Qamishli is located about an eight-hour drive from Sadad.

“People from all over Syria have arrived to fight for Sadad,” a Christian fighter told Newsweek on condition of anonymity. “It is a symbolic place for us and we will not allow it to fall again.”

The al-Nusra Front, an al-Qaeda affiliate in Syria, conquered the town in 2013.

Assad’s army recaptured Sadad a week later, but not before ISIS murdered at least 46 Syriac Christians there.

Karim acknowledged that hundreds of thousands of Christians in Iraq and Syria have fled their homelands, seeking safety from the genocide they are facing at the hands of ISIS.

Nevertheless, he said it is refreshing to see Syrian Christians banding together to defend their homeland at a time when Christianity in the region is in danger of becoming extinct.

“It was emotional but it was also very encouraging to see our young people determined to defend their land and stay in their homeland,” he told Newsweek. “To see them ready to fight and to sacrifice for their land, I think that’s what’s very meaningful, that made me very proud of them.”

The ongoing ISIS offensive in the Assyrian heartlands has driven many Sadad residents away from their homes despite hundreds of fighters joining forces to protect the town.

Newsweek notes that the town’s population dropped by nearly 90 percent from about 15,000 during the summer to an estimated 2,000 now.

Among the individuals who have joined the Syrian army to defend Sadad are Alawites, the minority sect of Shiite Islam that Assad belongs to.

Considered to be heretics by many Muslims, Alawites follow a controversial branch of the Twelver school of Shiite Islam.
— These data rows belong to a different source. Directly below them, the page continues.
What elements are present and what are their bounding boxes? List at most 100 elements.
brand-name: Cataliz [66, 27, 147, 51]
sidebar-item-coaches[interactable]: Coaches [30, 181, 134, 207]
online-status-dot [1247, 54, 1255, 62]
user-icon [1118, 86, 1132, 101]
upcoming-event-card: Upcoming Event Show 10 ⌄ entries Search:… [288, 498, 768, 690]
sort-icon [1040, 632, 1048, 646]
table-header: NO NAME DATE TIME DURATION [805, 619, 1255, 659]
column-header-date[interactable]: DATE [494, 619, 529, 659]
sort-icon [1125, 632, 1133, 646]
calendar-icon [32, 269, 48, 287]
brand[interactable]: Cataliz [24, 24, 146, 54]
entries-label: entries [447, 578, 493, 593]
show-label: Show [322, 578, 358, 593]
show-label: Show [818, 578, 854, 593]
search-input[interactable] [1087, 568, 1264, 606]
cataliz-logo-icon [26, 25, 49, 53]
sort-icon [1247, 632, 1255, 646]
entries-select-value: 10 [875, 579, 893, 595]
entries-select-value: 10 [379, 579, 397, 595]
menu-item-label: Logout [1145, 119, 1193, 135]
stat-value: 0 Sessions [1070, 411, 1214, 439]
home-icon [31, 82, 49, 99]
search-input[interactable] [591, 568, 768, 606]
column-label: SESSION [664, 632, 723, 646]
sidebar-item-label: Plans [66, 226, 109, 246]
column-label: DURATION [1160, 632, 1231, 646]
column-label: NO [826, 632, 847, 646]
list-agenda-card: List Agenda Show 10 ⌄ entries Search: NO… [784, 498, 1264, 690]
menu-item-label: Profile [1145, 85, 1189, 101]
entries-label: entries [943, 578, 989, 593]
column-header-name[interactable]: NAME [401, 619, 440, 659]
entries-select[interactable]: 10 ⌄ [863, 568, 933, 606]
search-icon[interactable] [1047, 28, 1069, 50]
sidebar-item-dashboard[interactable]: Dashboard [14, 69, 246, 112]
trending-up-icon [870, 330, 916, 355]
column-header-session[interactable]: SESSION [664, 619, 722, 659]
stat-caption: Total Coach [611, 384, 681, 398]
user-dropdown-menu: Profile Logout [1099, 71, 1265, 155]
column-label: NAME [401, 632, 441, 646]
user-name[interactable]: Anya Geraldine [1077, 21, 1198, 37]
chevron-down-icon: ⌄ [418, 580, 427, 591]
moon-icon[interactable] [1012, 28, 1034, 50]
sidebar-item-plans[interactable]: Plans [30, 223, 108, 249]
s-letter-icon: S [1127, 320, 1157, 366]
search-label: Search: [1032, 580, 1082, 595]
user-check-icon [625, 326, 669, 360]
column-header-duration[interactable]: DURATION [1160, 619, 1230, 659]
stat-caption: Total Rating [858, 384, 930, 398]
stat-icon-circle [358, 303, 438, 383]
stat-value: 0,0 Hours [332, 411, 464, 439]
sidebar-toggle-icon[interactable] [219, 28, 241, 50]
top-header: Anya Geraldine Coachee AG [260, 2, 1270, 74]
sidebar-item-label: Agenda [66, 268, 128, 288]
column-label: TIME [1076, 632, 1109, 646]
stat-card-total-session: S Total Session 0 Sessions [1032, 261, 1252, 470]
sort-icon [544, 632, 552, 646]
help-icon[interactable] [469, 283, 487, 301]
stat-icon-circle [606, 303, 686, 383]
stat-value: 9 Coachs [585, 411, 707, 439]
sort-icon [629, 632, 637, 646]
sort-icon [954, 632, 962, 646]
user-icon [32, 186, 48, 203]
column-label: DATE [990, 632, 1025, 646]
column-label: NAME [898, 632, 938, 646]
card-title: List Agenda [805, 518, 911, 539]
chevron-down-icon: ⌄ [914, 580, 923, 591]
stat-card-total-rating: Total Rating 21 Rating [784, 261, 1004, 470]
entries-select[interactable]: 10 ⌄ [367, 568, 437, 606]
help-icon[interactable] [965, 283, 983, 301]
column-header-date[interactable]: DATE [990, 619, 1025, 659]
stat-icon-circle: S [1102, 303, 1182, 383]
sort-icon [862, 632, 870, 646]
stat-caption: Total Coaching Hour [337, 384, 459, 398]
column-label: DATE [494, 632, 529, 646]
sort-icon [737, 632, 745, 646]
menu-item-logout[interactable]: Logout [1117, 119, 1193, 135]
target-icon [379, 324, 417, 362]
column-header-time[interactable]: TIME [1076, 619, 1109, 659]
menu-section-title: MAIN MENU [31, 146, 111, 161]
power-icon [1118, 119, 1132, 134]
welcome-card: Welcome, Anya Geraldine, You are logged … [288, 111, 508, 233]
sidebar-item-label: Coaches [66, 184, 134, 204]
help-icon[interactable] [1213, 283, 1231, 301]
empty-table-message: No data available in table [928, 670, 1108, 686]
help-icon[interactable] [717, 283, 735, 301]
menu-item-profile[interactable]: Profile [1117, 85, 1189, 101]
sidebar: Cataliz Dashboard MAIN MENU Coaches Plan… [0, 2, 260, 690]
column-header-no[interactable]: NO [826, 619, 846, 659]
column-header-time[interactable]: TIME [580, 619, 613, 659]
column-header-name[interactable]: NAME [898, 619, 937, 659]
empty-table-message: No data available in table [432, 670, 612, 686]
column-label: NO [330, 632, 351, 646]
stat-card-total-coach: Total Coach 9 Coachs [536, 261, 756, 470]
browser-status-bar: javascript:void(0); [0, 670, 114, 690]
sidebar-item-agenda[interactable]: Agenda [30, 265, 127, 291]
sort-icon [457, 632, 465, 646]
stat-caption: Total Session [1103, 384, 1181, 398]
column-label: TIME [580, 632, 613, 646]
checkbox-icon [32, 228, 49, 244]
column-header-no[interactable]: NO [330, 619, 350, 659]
Lebanese Christians along the Syrian border, backed by Shiite Iran’s terror proxy Hezbollah, have taken up arms against ISIS.

Assad has formed an anti-ISIS alliance with Iran and the Lebanese-based Shiite terrorist group Hezbollah.

Backed by Russian airstrikes, Iran troops, Hezbollah jihadists, and the Syrian army have joined forces to launch a ground offensive to retake key areas from rebels in Syria.